Smart Tactics in a Smart Home
IT security professionals, many of them working at home like the rest of us, can only do so much to reduce home-based cyber risks. Kellermann advises companies to establish strict policies and procedures governing employees’ home-based work. They include tactics like updating all software and apps on Tuesday nights, as this is when Silicon Valley pushes out all critical updates, Kellermann says.
“It’s also a smart idea to change the password on the routers to a sentence,” he says, noting that many routers come with a built-in default password. “You should be the only system administrator for your network and all devices connected to it.” In other words, just because your digital-native 10-year old set up the system, she should not be the system administrator.
Since wireless internet routers come equipped with two networks, each at a different bandwidth, Kellermann advises that one network be used for work laptops and work smartphones, and the other for the home’s smart devices.
Other home IT security tips include deploying security software on all work and home devices, turning on firewalls and encryption tools, and using Firefox as a browser. Recent tests by the German Federal Office for Information Security indicate that Firefox is the most secure browser available today.
These varied tactics are especially important since many CIOs and CISOs, along with their teams of thousands of employees, are now working at home.

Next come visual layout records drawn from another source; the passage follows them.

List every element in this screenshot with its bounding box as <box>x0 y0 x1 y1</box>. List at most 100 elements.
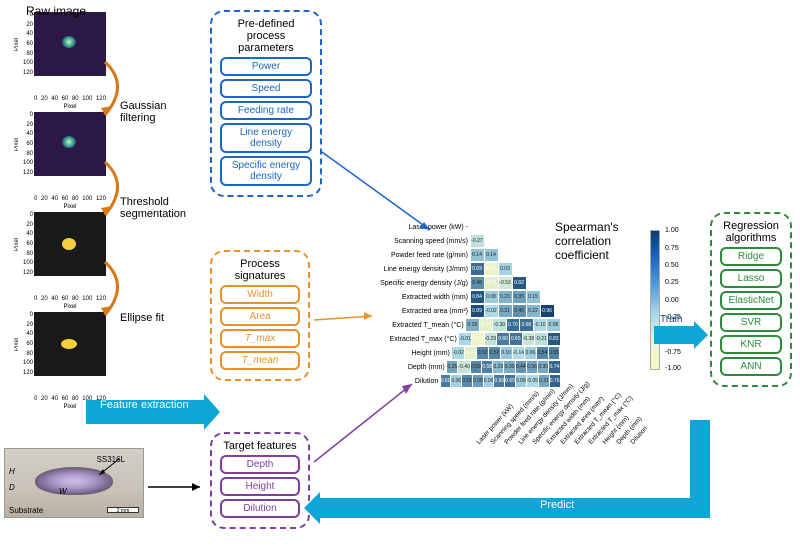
corr-cell: -0.01 <box>459 333 471 345</box>
corr-cell: -0.02 <box>485 305 498 317</box>
corr-cell: 0.69 <box>471 263 484 275</box>
signatures-title: Process signatures <box>220 258 300 282</box>
regression-item: ANN <box>720 357 782 376</box>
corr-cell: -0.05 <box>527 375 538 387</box>
targets-item: Dilution <box>220 499 300 518</box>
corr-cell: 0.22 <box>527 305 540 317</box>
corr-cell: -0.53 <box>499 277 512 289</box>
image-ellipse: Pixel 020406080100120 020406080100120 Pi… <box>18 312 106 390</box>
arrow-threshold-icon <box>100 160 150 220</box>
corr-cell: 0.52 <box>477 347 488 359</box>
corr-cell: 0.36 <box>527 361 537 373</box>
predefined-title: Pre-defined process parameters <box>220 18 312 54</box>
corr-cell: 0.14 <box>471 249 484 261</box>
corr-cell: 0.83 <box>548 333 560 345</box>
corr-cell: 0.76 <box>550 375 560 387</box>
train-label: Train <box>660 314 682 325</box>
corr-cell: 0.74 <box>549 361 559 373</box>
corr-cell: 0.39 <box>473 375 483 387</box>
corr-cell: 0.35 <box>447 361 457 373</box>
corr-cell: 0.65 <box>510 333 522 345</box>
corr-cell: 0.68 <box>520 319 532 331</box>
corr-cell: 0.51 <box>462 375 472 387</box>
corr-row: Extracted T_max (°C)-0.01-0.87-0.290.600… <box>360 332 560 346</box>
corr-row: Extracted T_mean (°C)0.26-0.74-0.300.700… <box>360 318 560 332</box>
regression-box: Regression algorithms Ridge Lasso Elasti… <box>710 212 792 387</box>
corr-cell: 0.60 <box>494 375 504 387</box>
corr-cell: 0.55 <box>549 347 560 359</box>
corr-row-label: Extracted width (mm) <box>360 294 470 301</box>
corr-cell: -0.74 <box>465 347 476 359</box>
arrow-gaussian-icon <box>100 60 150 120</box>
corr-cell: -0.21 <box>535 333 547 345</box>
regression-item: KNR <box>720 335 782 354</box>
substrate-label: Substrate <box>9 506 43 515</box>
corr-cell: -0.40 <box>458 361 469 373</box>
corr-row: Specific energy density (J/g)0.48-0.71-0… <box>360 276 560 290</box>
corr-row-label: Specific energy density (J/g) <box>360 280 470 287</box>
corr-cell: -0.14 <box>513 347 524 359</box>
corr-cell: 0.15 <box>527 291 540 303</box>
predict-label: Predict <box>540 499 574 511</box>
corr-cell: 0.70 <box>507 319 519 331</box>
corr-cell: -0.30 <box>493 319 505 331</box>
corr-cell: 0.30 <box>504 361 514 373</box>
corr-cell: 0.82 <box>513 277 526 289</box>
arrow-crosssection-to-targets-icon <box>146 480 208 494</box>
corr-cell: -0.29 <box>485 333 497 345</box>
corr-cell: -0.83 <box>485 263 498 275</box>
corr-cell: 0.46 <box>513 305 526 317</box>
corr-cell: 0.54 <box>537 347 548 359</box>
signatures-item: T_max <box>220 329 300 348</box>
corr-cell: -0.71 <box>485 277 498 289</box>
predefined-box: Pre-defined process parameters Power Spe… <box>210 10 322 197</box>
corr-cell: -0.02 <box>452 347 463 359</box>
corr-cell: 0.14 <box>485 249 498 261</box>
regression-title: Regression algorithms <box>720 220 782 244</box>
dim-D: D <box>9 483 15 492</box>
corr-cell: 0.31 <box>499 305 512 317</box>
x-axis-label: Pixel <box>34 104 106 110</box>
signatures-item: Width <box>220 285 300 304</box>
y-axis-ticks: 020406080100120 <box>18 12 34 76</box>
corr-cell: 0.06 <box>525 347 536 359</box>
corr-row-label: Line energy density (J/mm) <box>360 266 470 273</box>
signatures-item: T_mean <box>220 351 300 370</box>
colorbar: 1.00 0.75 0.50 0.25 0.00 -0.25 -0.50 -0.… <box>650 230 660 370</box>
corr-cell: -0.74 <box>480 319 492 331</box>
corr-cell: 0.52 <box>489 347 500 359</box>
dim-W: W <box>59 487 67 496</box>
image-raw: Pixel 020406080100120 020406080100120 Pi… <box>18 12 106 90</box>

“In these days of the pandemic, CISOs and CIOs are forced to maintain business continuity and resiliency, but they and their staff are working remotely and practicing social distancing like everybody else,” says Kellermann. “They’re severely limited in their ability to do all they can to insulate home offices from a cyberattack.”
To mitigate this risk, we—everyone teleworking today—must rise to the challenge and secure the perimeter of our homes against a virtual invasion. The sooner, the better.
Russ Banham is a Pulitzer-nominated journalist and best-selling author.